A Bit or Hackamore?

Q: I’m ready to start riding my horse. Should I use a bit to begin with or do you recommend I use a hackamore? – Kathy C. 

A: I like to ride all of my colts in a hackamore during their first 10 to 15 rides because it gives them a chance to learn how to give and soften to pressure while I’m on their backs without having to deal with a bit just yet. It also allows a smooth transition for a colt going from responding to a halter on the ground to responding to the same type of pressure under saddle. The softer you can get a horse in a hackamore, the softer he’ll be in the bridle.

The hackamore is also more forgiving and allows for mistakes on the rider’s part. In the early stages of riding, especially for more inexperienced riders, you don’t want to haul on the colt’s mouth or pull when you shouldn’t be pulling. If the horse is wearing a hackamore and you accidentally pull when you’re not supposed to, you’re not going to be in danger of causing a major wreck.

Even if you are experienced and have good feel and timing, I still recommend starting with a hackamore to develop that softness in your colt before moving to the snaffle bit. I don’t recommend putting a bit in a horse’s mouth until you have him flexing well from side to side, you can stop him by sliding one hand down the rein and he’s following his nose in the hackamore.

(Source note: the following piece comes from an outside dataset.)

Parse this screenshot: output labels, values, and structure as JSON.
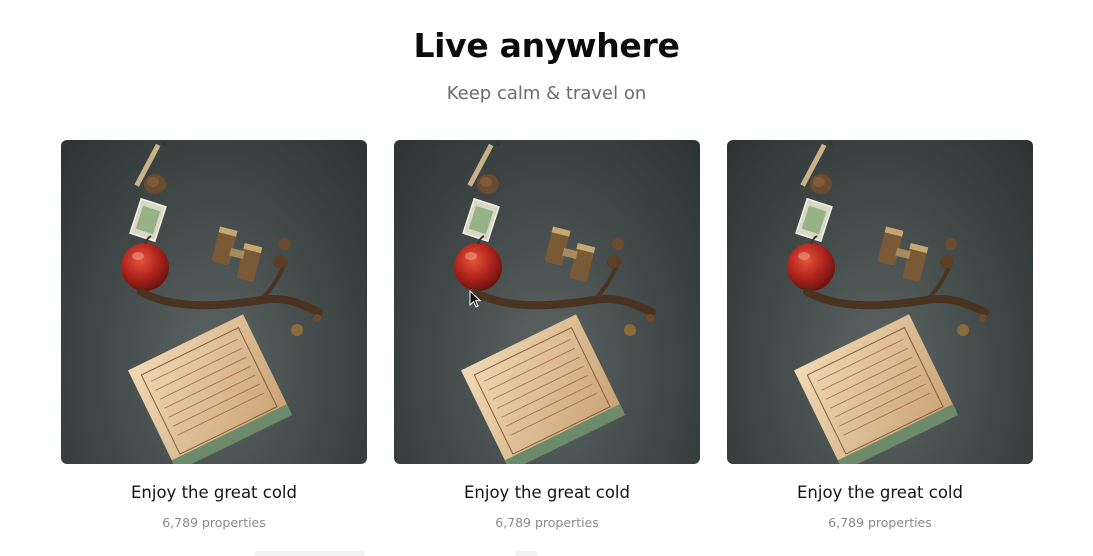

When a colt can do all of those things, then I switch to a smooth-mouthed snaffle bit. I move all of my horses out of the hackamore at this time because I think that you can get more softness and collection in a bit compared to the hackamore. Now that isn’t to say that you can’t start a colt in a snaffle bit straightaway. I certainly have started plenty of colts this way, but I think you get a better result if you start in the hackamore first.